İlk birkaç dakikada 70 bin kişi bombanın çıkardığı muazzam ısıyla buharlaştı. İki ay içerisinde radyasyon sebebiyle 70 bin insan daha hayatını kaybetti. 60 bin kişi ise beş yıl içerisinde vefat edince, Hiroşima’nın bilançosu 200 bin ölü, on binlerce yaralı ve sakat oldu…
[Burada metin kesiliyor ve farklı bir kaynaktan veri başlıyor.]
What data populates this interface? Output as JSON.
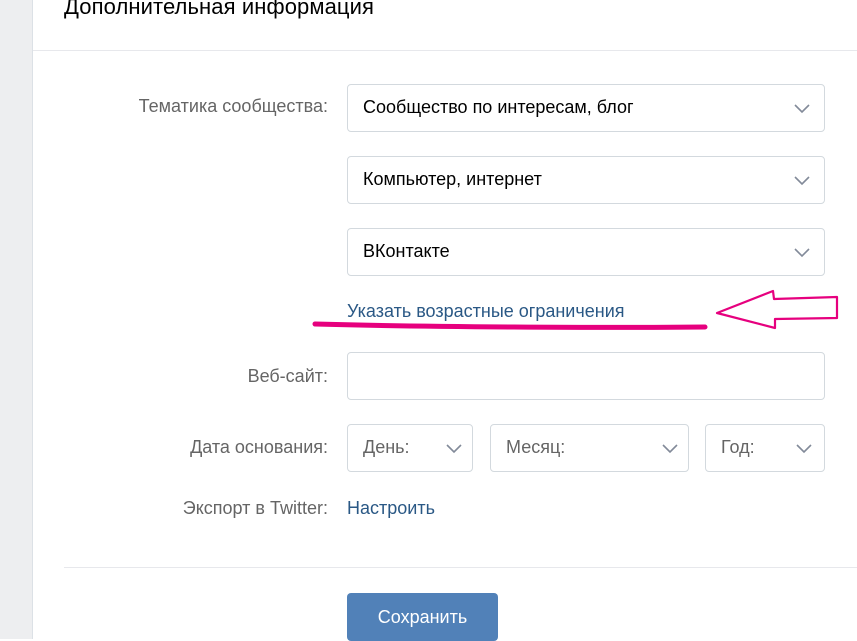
{
  "section": {
    "title": "Дополнительная информация"
  },
  "topic": {
    "label": "Тематика сообщества:",
    "category": "Сообщество по интересам, блог",
    "subcategory": "Компьютер, интернет",
    "subcategory2": "ВКонтакте",
    "age_limits_link": "Указать возрастные ограничения"
  },
  "website": {
    "label": "Веб-сайт:",
    "value": ""
  },
  "founding_date": {
    "label": "Дата основания:",
    "day": "День:",
    "month": "Месяц:",
    "year": "Год:"
  },
  "twitter_export": {
    "label": "Экспорт в Twitter:",
    "link": "Настроить"
  },
  "actions": {
    "save": "Сохранить"
  },
  "colors": {
    "link": "#2a5885",
    "button": "#5181b8",
    "annotation": "#e6007e"
  },
  "annotation": {
    "shape": "arrow-with-underline",
    "target": "age_limits_link"
  }
}
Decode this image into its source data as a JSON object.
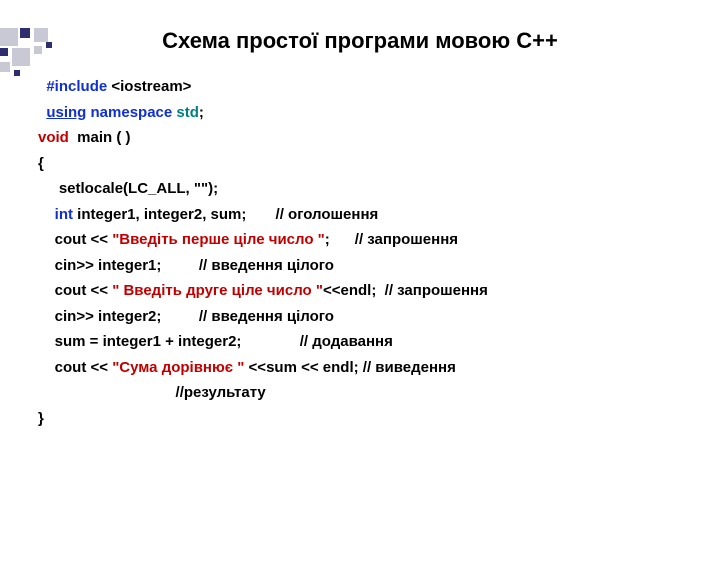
{
  "title": "Схема простої програми мовою С++",
  "lines": {
    "l1_include": "#include",
    "l1_rest": " <iostream>",
    "l2_using": "using",
    "l2_namespace": " namespace",
    "l2_std": " std",
    "l2_semi": ";",
    "l3_void": "void",
    "l3_main": "  main ( )",
    "l4": "{",
    "l5": "     setlocale(LC_ALL, \"\");",
    "l6_int": "    int",
    "l6_rest": " integer1, integer2, sum;       // оголошення",
    "l7_a": "    cout ",
    "l7_op1": "<<",
    "l7_str": " \"Введіть перше ціле число \"",
    "l7_b": ";      // запрошення",
    "l8": "    cin>> integer1;         // введення цілого",
    "l9_a": "    cout ",
    "l9_op1": "<<",
    "l9_str": " \" Введіть друге ціле число \"",
    "l9_op2": "<<",
    "l9_b": "endl;  // запрошення",
    "l10": "    cin>> integer2;         // введення цілого",
    "l11": "    sum = integer1 + integer2;              // додавання",
    "l12_a": "    cout ",
    "l12_op1": "<<",
    "l12_str": " \"Сума дорівнює \" ",
    "l12_op2": "<<",
    "l12_b": "sum ",
    "l12_op3": "<<",
    "l12_c": " endl; // виведення",
    "l13": "                                 //результату",
    "l14": "}"
  }
}
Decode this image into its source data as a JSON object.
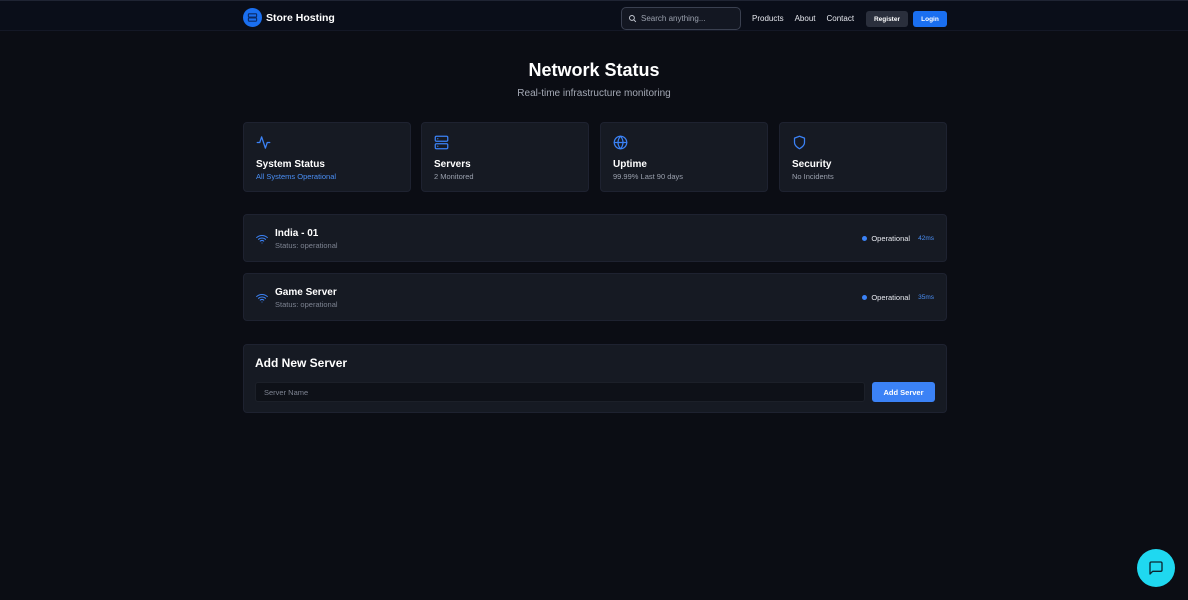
{
  "brand": {
    "name": "Store Hosting",
    "logo_icon": "server-stack-icon",
    "logo_color": "#1a6ff0"
  },
  "search": {
    "placeholder": "Search anything...",
    "value": ""
  },
  "nav": {
    "links": [
      "Products",
      "About",
      "Contact"
    ],
    "register_label": "Register",
    "login_label": "Login"
  },
  "hero": {
    "title": "Network Status",
    "subtitle": "Real-time infrastructure monitoring"
  },
  "stats": [
    {
      "icon": "activity-icon",
      "title": "System Status",
      "subtitle": "All Systems Operational",
      "accent": true
    },
    {
      "icon": "server-icon",
      "title": "Servers",
      "subtitle": "2 Monitored",
      "accent": false
    },
    {
      "icon": "globe-icon",
      "title": "Uptime",
      "subtitle": "99.99% Last 90 days",
      "accent": false
    },
    {
      "icon": "shield-icon",
      "title": "Security",
      "subtitle": "No Incidents",
      "accent": false
    }
  ],
  "servers": [
    {
      "name": "India - 01",
      "status": "Status: operational",
      "badge": "Operational",
      "latency": "42ms"
    },
    {
      "name": "Game Server",
      "status": "Status: operational",
      "badge": "Operational",
      "latency": "35ms"
    }
  ],
  "add_server": {
    "title": "Add New Server",
    "input_placeholder": "Server Name",
    "input_value": "",
    "button_label": "Add Server"
  },
  "chat": {
    "icon": "chat-bubble-icon",
    "color": "#1fd8f0"
  },
  "colors": {
    "accent": "#3b82f6",
    "brand": "#1a6ff0",
    "background": "#0b0d14",
    "card": "#161a23"
  }
}
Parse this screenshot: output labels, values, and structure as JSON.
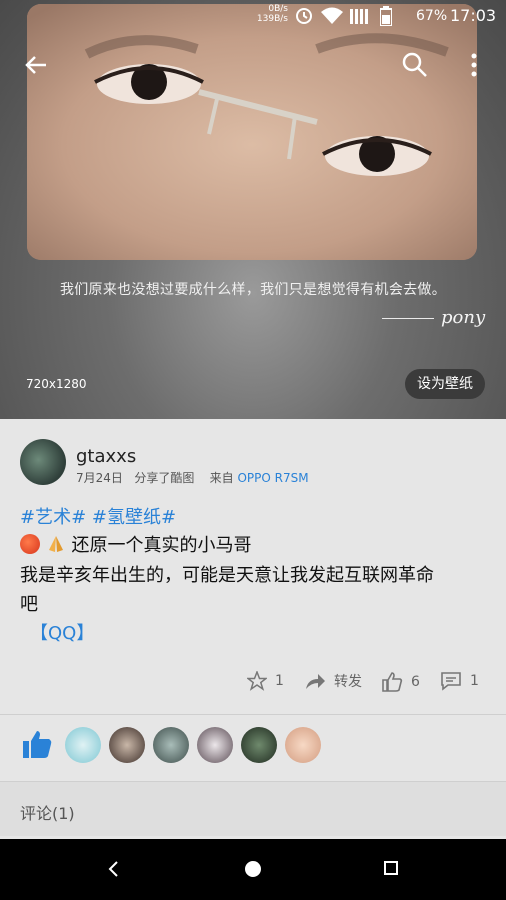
{
  "status_bar": {
    "speed_up": "0B/s",
    "speed_down": "139B/s",
    "battery_pct": "67%",
    "time": "17:03"
  },
  "hero": {
    "quote": "我们原来也没想过要成什么样，我们只是想觉得有机会去做。",
    "signature": "pony",
    "resolution": "720x1280",
    "set_wallpaper_label": "设为壁纸"
  },
  "post": {
    "username": "gtaxxs",
    "date": "7月24日",
    "shared": "分享了酷图",
    "from_label": "来自",
    "device": "OPPO R7SM",
    "tags": "#艺术# #氢壁纸#",
    "line1": "还原一个真实的小马哥",
    "line2": "我是辛亥年出生的，可能是天意让我发起互联网革命",
    "line3": "吧",
    "qq_link": "【QQ】",
    "actions": {
      "favorite_count": "1",
      "forward_label": "转发",
      "like_count": "6",
      "comment_count": "1"
    }
  },
  "comments": {
    "title": "评论(1)"
  },
  "icons": [
    "back-arrow-icon",
    "search-icon",
    "more-vertical-icon",
    "star-icon",
    "forward-icon",
    "thumb-up-icon",
    "comment-icon",
    "nav-back-icon",
    "nav-home-icon",
    "nav-recent-icon",
    "wifi-icon",
    "signal-icon",
    "battery-icon"
  ],
  "colors": {
    "link_blue": "#2a82d7",
    "navbar_black": "#000000"
  }
}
Üç gün sonra, 9 Ağustos’ta ‘Bockscar’ isimli başka bir B29, ikinci bombanın hedefi olan Kokura’ya doğru havalandı. Uçak, şehrin yoğun dumanla kaplı olması yüzünden rotasını Nagazaki’ye çevirdi ve bu kez de o kentin insanları tanıştı atom bombasının dehşetiyle.
‘Fat man’ yani...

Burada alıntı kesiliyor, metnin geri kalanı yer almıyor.